I can’t even imagine feeling this way do I don’t know how to advise you exactly… I do think it would be awful to be broken up with while traveling so maybe see how you feel when he gets back and go from there?
Post # 12
I can definitely see both sides of the advice given. On the one hand, it has only been a couple of months, and if he didn’t do anything wrong, it may be just the initial feeling of lust and rebound wearing off. Of course everything is exciting in the beginning. Long term relationships ebb and flow too but there should always be some sort of feeling of excitement when thinking about the other person.
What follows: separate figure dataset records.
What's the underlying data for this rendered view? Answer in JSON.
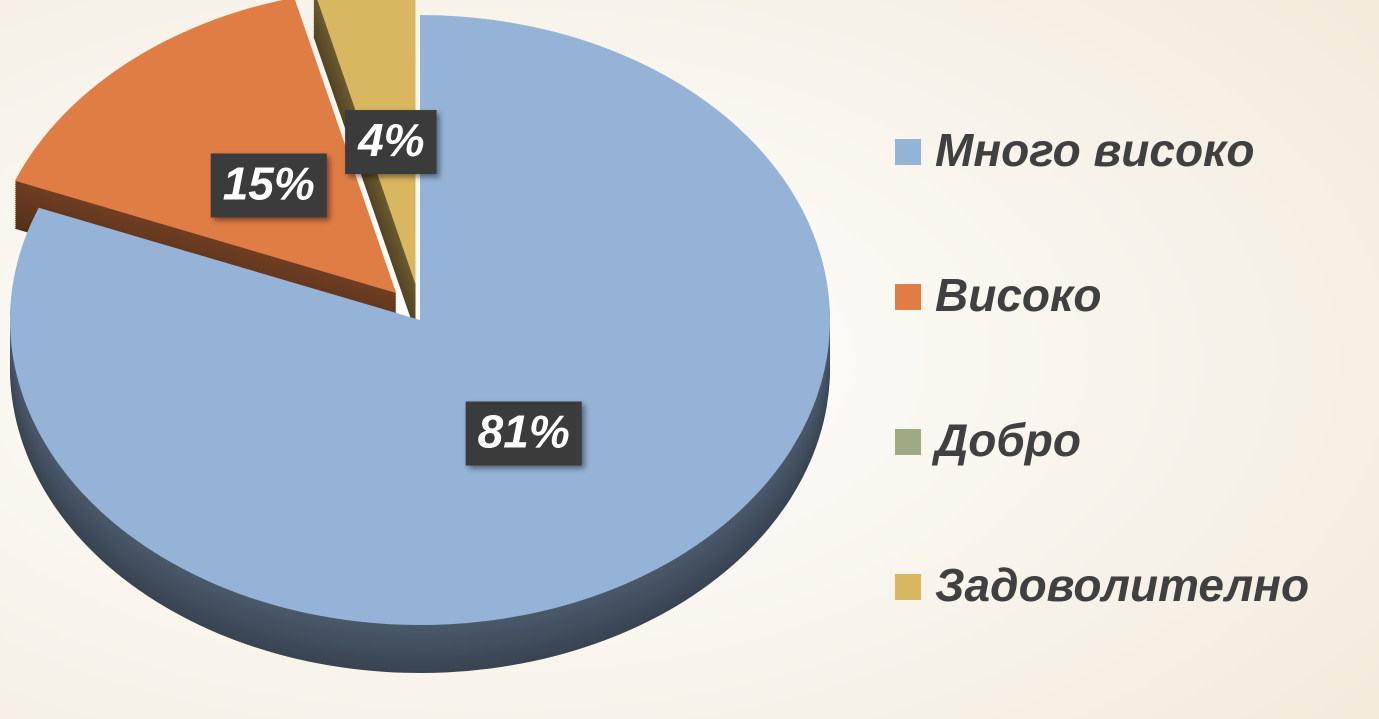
{
  "chart_data": {
    "type": "pie",
    "categories": [
      "Много високо",
      "Високо",
      "Добро",
      "Задоволително"
    ],
    "values": [
      81,
      15,
      0,
      4
    ],
    "value_labels": [
      "81%",
      "15%",
      null,
      "4%"
    ],
    "colors": [
      "#95b3d7",
      "#e07d45",
      "#9faa82",
      "#d9b660"
    ],
    "legend": "right"
  }
}
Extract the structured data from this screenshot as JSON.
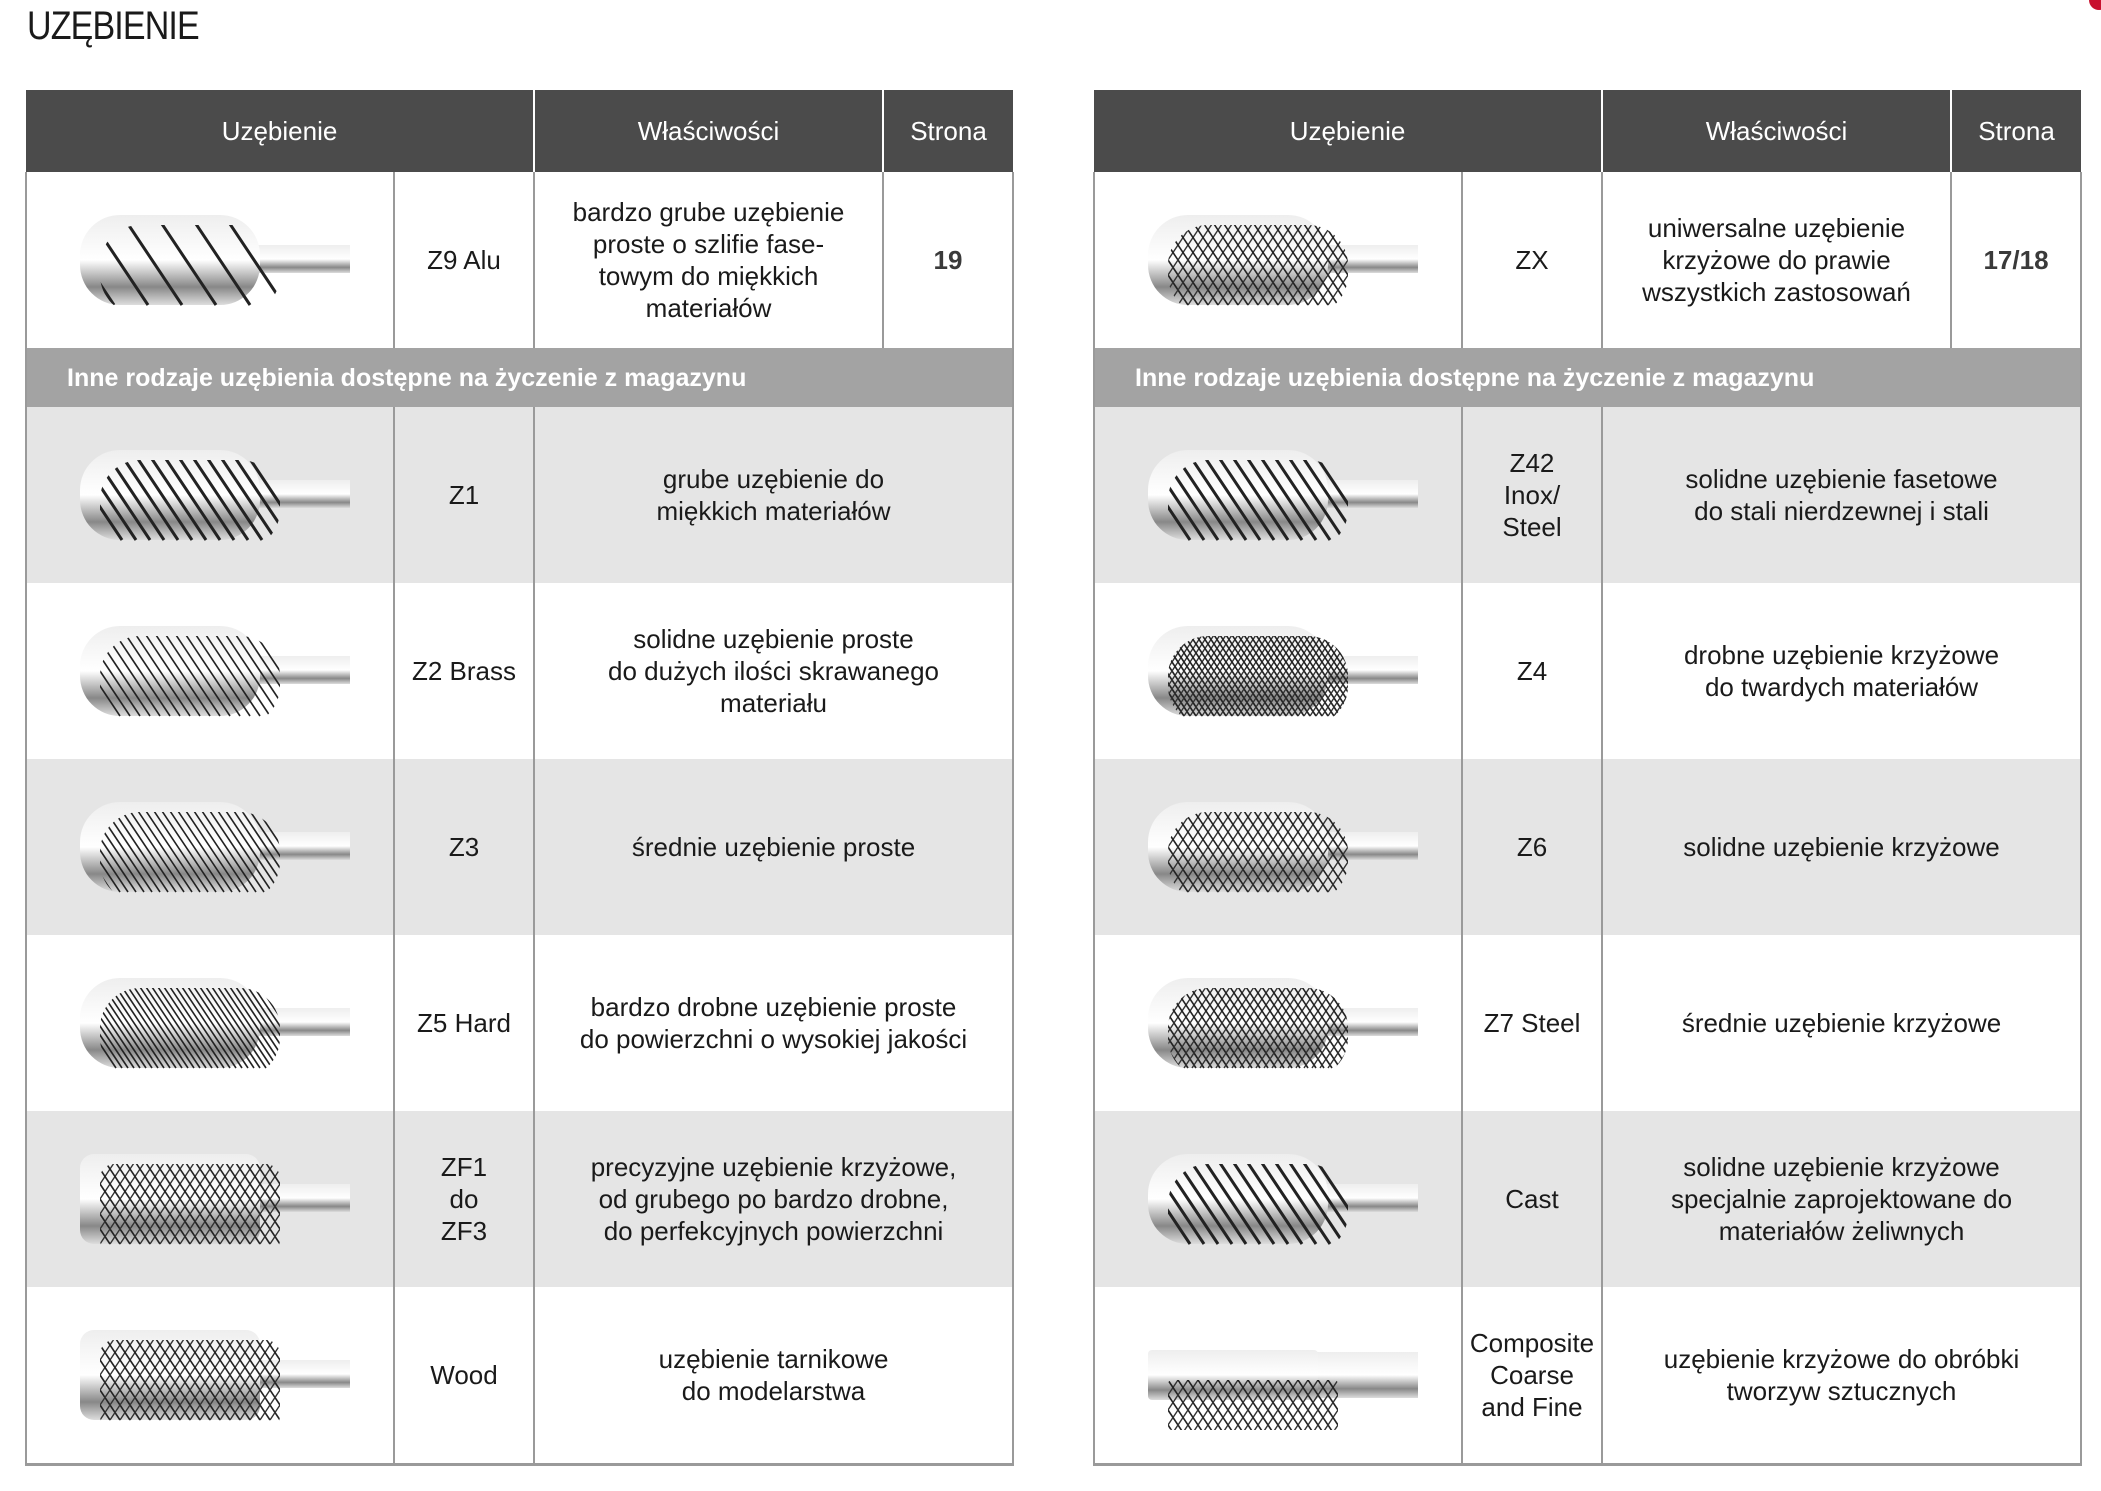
{
  "title": "UZĘBIENIE",
  "accent_color": "#c8102e",
  "header_color": "#4b4b4b",
  "subheader_color": "#a3a3a3",
  "tables": [
    {
      "headers": [
        "Uzębienie",
        "Właściwości",
        "Strona"
      ],
      "main_row": {
        "code": "Z9 Alu",
        "desc": "bardzo grube uzębienie\nproste o szlifie fase-\ntowym do miękkich\nmateriałów",
        "page": "19",
        "tooth_pattern": "spiral-alu"
      },
      "subheader": "Inne rodzaje uzębienia dostępne na życzenie z magazynu",
      "rows": [
        {
          "code": "Z1",
          "desc": "grube uzębienie do\nmiękkich materiałów",
          "tooth_pattern": "straight-coarse"
        },
        {
          "code": "Z2 Brass",
          "desc": "solidne uzębienie proste\ndo dużych ilości skrawanego\nmateriału",
          "tooth_pattern": "straight"
        },
        {
          "code": "Z3",
          "desc": "średnie uzębienie proste",
          "tooth_pattern": "straight-medium"
        },
        {
          "code": "Z5 Hard",
          "desc": "bardzo drobne uzębienie proste\ndo powierzchni o wysokiej jakości",
          "tooth_pattern": "straight-fine"
        },
        {
          "code": "ZF1\ndo\nZF3",
          "desc": "precyzyjne uzębienie krzyżowe,\nod grubego po bardzo drobne,\ndo perfekcyjnych powierzchni",
          "tooth_pattern": "cross-precise"
        },
        {
          "code": "Wood",
          "desc": "uzębienie tarnikowe\ndo modelarstwa",
          "tooth_pattern": "rasp"
        }
      ]
    },
    {
      "headers": [
        "Uzębienie",
        "Właściwości",
        "Strona"
      ],
      "main_row": {
        "code": "ZX",
        "desc": "uniwersalne uzębienie\nkrzyżowe do prawie\nwszystkich zastosowań",
        "page": "17/18",
        "tooth_pattern": "cross"
      },
      "subheader": "Inne rodzaje uzębienia dostępne na życzenie z magazynu",
      "rows": [
        {
          "code": "Z42\nInox/\nSteel",
          "desc": "solidne uzębienie fasetowe\ndo stali nierdzewnej i stali",
          "tooth_pattern": "straight-coarse"
        },
        {
          "code": "Z4",
          "desc": "drobne uzębienie krzyżowe\ndo twardych materiałów",
          "tooth_pattern": "cross-fine"
        },
        {
          "code": "Z6",
          "desc": "solidne uzębienie krzyżowe",
          "tooth_pattern": "cross"
        },
        {
          "code": "Z7 Steel",
          "desc": "średnie uzębienie krzyżowe",
          "tooth_pattern": "cross-medium"
        },
        {
          "code": "Cast",
          "desc": "solidne uzębienie krzyżowe\nspecjalnie zaprojektowane do\nmateriałów żeliwnych",
          "tooth_pattern": "straight-coarse"
        },
        {
          "code": "Composite\nCoarse\nand Fine",
          "desc": "uzębienie krzyżowe do obróbki\ntworzyw sztucznych",
          "tooth_pattern": "cross-composite"
        }
      ]
    }
  ]
}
At the same time, it may be better to cut your losses if you really no longer have interest in this guy. It’s not fair to either of you for you to stay with him if you really don’t want to. Life’s too short.
I would at least give it until he returns from Europe. Maybe that spark will come back.
Post # 13
That’s a lot of pressure for someone you’ve only known for a few months to be “The One.”
I’m not sure if you should break up with him or not- I miss my husband sometimes, other times I can’t wait for him to leave (but I’m always happy to see him again). Maybe see how you feel when he returns or see what happens in the interim.
Post # 14
I had a high at the beginning when dating my husband too. Afterwards, even though he hadn’t changed, I started to look more critically into his behaviors because that initial “crush” feeling wore off. Unlike grade school, it does not last for months and months. You are an adult now and you need to make good judgment.
As others have said, you should continue dating him for a bit longer. You don’t need to be feeling lovey dovey all the time to love and be with someone.
Post # 15
Infatuation is common at the beginning of relationships. I am honestly surprised adults dont know that when they fall head over heels for someone right off the bat, that’s not actual love. You have no way of knowing if he is the one. I hope that doesn’t sound mean. That feeling will fade, and sometimes there will still be something there, but other times there is not. Maybe you should still give him a chance, though, but just keep it slow like you said.